A solution of aluminium chloride is electrolyzed for 30 minutes using a current of 2A. The amount of the aluminium deposited at the cathode is _________
 

• A. 1.660 g
• B. 1.007 g
• C. 0.336 g
• D. 0.441 g

Hint:

To find the amount of substance deposited during electrolysis, use the formula \( w = \frac{It}{96500} \times \frac{M}{n} \), where \( M \) is the molar mass and \( n \) is the valency.

Answer 1

The Correct Option is C

The gram equivalent of Al deposited is given by: \[ w = \frac{I t}{96500} \times \frac{27}{3} \] where \( I = 2 \, \text{A}, \, t = 30 \times 60 \, \text{s} \). Substituting the values: \[ w = \frac{2 \times 30 \times 60}{96500} \times \frac{27}{3} = 0.336 \, \text{g} \] Thus, the correct answer is \( \boxed{0.336 \, \text{g}} \).

Answer 2

Given: The current is 2A, time is 30 minutes, the molar mass of aluminium is 27 g/mol, Faraday constant is 96500 C/mol, and the number of electrons involved in the deposition of aluminium is 3 (since aluminium forms Al³⁺ ions in the reaction).

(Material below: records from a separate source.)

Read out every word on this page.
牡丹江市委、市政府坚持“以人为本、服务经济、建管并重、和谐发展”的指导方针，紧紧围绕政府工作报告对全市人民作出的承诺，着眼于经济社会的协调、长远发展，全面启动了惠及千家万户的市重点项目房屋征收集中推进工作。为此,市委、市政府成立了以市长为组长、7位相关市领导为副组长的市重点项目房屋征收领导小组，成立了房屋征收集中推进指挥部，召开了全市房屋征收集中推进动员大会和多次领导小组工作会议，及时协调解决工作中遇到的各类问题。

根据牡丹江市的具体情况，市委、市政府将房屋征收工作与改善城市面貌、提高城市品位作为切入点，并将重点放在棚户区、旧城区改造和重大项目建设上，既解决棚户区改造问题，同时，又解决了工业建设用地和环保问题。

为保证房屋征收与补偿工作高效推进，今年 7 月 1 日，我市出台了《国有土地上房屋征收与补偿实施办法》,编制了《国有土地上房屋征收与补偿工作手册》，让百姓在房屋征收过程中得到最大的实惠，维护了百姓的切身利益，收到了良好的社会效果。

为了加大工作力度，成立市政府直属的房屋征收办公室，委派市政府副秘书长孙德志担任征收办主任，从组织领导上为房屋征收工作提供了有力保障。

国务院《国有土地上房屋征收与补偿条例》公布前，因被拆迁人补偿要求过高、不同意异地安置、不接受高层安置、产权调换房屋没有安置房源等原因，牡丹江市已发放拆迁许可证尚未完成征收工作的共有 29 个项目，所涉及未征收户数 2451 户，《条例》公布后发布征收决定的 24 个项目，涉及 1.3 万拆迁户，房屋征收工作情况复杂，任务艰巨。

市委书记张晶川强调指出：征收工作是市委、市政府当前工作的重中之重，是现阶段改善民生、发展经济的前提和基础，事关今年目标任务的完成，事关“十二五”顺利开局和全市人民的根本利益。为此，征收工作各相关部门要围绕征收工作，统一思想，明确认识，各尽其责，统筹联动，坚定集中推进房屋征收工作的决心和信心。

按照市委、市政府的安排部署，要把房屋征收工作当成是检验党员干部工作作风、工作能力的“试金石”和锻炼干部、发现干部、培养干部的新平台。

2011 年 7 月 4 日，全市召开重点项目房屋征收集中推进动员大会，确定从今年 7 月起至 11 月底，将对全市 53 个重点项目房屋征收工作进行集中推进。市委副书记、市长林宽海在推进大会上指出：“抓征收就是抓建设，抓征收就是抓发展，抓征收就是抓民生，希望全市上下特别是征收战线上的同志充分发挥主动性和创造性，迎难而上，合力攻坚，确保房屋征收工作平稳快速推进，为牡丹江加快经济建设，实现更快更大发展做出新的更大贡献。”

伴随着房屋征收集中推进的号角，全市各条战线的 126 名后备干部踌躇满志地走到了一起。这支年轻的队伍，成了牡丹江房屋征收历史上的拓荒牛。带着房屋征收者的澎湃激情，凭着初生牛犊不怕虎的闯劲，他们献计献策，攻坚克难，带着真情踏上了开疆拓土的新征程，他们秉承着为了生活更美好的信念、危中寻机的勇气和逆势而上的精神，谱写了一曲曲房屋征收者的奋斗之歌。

Formula: The formula to calculate the mass of the substance deposited is given by Faraday's law of electrolysis:

\( m = \frac{M \times I \times t}{n \times F} \)

Where:
- \( m \) is the mass of the substance deposited (in grams),
- \( M \) is the molar mass of the substance (in grams per mole),
- \( I \) is the current (in amperes),
- \( t \) is the time (in seconds),
- \( n \) is the number of electrons involved in the reaction,
- \( F \) is Faraday's constant (96500 C/mol).

Substitute the known values:

\( m = \frac{27 \times 2 \times 1800}{3 \times 96500} \)

Step-by-step calculation:

\( m = \frac{97200}{289500} = 0.336 \, \text{g} \)

Conclusion: The mass of aluminium deposited at the cathode is 0.336 g, which corresponds to option (3).